The landlord's frustration results from menu changes or additions to the otherwise limited menu; items which usually are in conflict with other food court operators. The franchise company normally adjusts the menu to changing consumer eating patterns, or the need for higher sales. The dictated changes must be implemented by the franchise operator. Thus, the landlord loses control, and other food operators become unhappy.

Serves Two Masters

The franchise operator needs higher sales than the other food operators to meet his additional costs. In addition to the normal rent, food court charges, common area maintenance and merchants association dues or marketing fund requirements, the franchise operator must also pay royalties to the franchisor and make a contribution to the food company's co-op advertising fund. That often does not leave much profit for the franchise operator.

In preparing this article, I called a number of franchise operators (sensible and objective operators) and asked about their food court units. Some of these operators have units with sales of over $1,000,000. First, they reminded me that they usually have higher capital costs because of the franchise company requirements. Second, they all agreed that the average food court does not generate consistent pedestrian traffic for them for the two primary meals (dayparts). Third, their occupancy costs are too high to provide comparable "on street" profits. Fourth, total CAM charges are too high. Finally, in their opinion, size limitations take away the franchise advantage. Listening to their laments does have a ring of the normal tenant complaints. However, sorting out their remarks, indicates that it does cost more for them to be in food courts, and often they do not receive commiserate profits.

Consider the following economics for a food unit capturing $500,000 in sales, with a 10 percent rental and normal food court charges and mall CAM charges. The table below presents the sales, expenses and profit for a fairly typical operation.

Profit Analysis
Food Court Operator

Item Dollars

Sales $500,000
Cost of Sales -$280,000
Gross Margin $220,000

Expenses including rent and CAM -$175,000

Profit before taxes $45,000

In this example, the operator would have a profit of 9 percent before taxes.

Makes No Sense

Now, let's add in the franchise operator's additional costs. The franchise fee includes a 6 percent royalty and a co-op advertising contribution of 2 percent, or a total of 8 percent of sales. This results in additional expenses of $40,000, reducing the net profit to $5,000 or 1 percent of sales. Given the risk, the tenant should not be in the food court.

One would expect that a national franchise unit would capture greater sales than an independent, and usually they do. However, even if the sales were $900,000, and the net profit before franchise charges amounted to 12 percent or $108,000, the franchise charges would reduce profits by $72,000, leaving a net profit of $36,000, or a 4 percent return on sales. Not much of a return for the risk. Even at sales of $1,200,000 and a net profit of 15 percent ($180,000), the franchise operator must pay an additional $96,000 to the franchise company, leaving a net profit of $84,000, or 7 percent of sales.

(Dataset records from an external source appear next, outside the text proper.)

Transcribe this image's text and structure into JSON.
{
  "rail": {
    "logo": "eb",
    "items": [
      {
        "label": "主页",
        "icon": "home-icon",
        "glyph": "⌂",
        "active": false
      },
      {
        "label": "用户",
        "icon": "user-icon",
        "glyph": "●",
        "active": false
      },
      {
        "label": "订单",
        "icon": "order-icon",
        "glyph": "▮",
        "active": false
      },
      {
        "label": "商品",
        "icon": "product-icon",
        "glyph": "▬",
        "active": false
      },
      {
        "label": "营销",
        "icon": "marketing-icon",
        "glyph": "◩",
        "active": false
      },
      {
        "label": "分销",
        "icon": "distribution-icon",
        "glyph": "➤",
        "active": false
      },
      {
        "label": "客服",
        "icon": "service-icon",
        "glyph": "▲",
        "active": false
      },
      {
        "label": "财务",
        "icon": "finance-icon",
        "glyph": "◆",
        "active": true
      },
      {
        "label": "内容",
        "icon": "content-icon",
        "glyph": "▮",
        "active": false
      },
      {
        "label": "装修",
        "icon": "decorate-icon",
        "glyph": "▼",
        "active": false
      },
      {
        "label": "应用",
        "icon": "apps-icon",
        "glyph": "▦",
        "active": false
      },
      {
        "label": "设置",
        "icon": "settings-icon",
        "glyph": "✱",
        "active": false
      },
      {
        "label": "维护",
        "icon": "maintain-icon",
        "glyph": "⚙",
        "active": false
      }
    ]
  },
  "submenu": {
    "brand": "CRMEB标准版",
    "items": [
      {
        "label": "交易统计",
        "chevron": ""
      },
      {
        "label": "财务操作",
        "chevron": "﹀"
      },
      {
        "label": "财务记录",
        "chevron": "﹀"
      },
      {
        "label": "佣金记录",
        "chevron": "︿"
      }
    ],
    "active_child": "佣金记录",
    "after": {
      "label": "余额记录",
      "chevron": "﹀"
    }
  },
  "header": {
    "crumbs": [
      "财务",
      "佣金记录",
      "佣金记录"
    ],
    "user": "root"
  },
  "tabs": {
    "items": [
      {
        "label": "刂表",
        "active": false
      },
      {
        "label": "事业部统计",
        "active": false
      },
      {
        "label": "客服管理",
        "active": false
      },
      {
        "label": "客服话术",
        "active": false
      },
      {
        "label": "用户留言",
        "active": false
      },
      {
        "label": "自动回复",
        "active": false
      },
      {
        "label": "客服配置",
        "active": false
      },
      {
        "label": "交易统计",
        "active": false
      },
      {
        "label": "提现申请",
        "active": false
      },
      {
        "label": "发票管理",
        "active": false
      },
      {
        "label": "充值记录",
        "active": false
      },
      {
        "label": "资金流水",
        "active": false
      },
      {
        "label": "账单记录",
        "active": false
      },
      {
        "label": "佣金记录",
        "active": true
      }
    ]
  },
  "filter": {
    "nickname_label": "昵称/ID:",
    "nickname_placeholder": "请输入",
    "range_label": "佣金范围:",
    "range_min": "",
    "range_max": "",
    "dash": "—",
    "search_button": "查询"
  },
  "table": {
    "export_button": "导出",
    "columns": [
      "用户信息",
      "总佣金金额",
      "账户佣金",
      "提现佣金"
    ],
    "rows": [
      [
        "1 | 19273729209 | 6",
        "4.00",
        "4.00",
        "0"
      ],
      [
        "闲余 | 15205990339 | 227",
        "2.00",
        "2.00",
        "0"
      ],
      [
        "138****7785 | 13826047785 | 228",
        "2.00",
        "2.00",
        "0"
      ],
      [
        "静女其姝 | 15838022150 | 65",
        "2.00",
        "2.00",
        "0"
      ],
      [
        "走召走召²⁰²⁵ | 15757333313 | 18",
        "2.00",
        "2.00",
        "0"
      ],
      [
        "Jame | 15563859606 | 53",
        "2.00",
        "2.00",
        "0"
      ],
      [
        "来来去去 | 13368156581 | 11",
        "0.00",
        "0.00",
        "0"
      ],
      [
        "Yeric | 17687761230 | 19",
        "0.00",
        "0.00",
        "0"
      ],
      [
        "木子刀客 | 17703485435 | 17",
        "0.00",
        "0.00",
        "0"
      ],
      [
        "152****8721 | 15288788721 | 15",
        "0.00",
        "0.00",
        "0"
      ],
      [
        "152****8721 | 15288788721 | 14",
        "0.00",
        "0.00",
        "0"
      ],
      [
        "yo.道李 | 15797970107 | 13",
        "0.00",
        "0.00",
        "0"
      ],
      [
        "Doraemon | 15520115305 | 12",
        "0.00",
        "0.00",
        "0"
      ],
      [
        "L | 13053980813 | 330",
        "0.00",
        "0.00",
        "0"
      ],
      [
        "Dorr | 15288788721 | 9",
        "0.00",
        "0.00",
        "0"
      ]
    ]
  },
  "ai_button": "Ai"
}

Franchise food operators often cannot live at sales under $600,000 to $700,000 annually. Furthermore, this is becoming a "Catch 22" situation for the franchise food operator. He is being squeezed by the franchise company charges and the
food court's occupancy costs.

Prudence Required

What does all of this mean? Franchise operators need to carefully review sales potential and costs before entering food courts. Moreover, they need to increase sales or reduce some costs in order to improve profits. Conversely, shopping center management needs to be more prudent in selecting franchise food court tenants to be sure that they will at least be high sales units. A good name does not necessarily make for high sales. Another action might be to tighten up future lease provisions regarding products sold. Furthermore, a check should be made to see if the franchise food operator has experience in operating a food court unit. Permit the franchise food operator more individuality in presentation, especially around the counter which can attract more customers. And, finally, continue to provide an attractive setting with adequate tables, seating and clean up.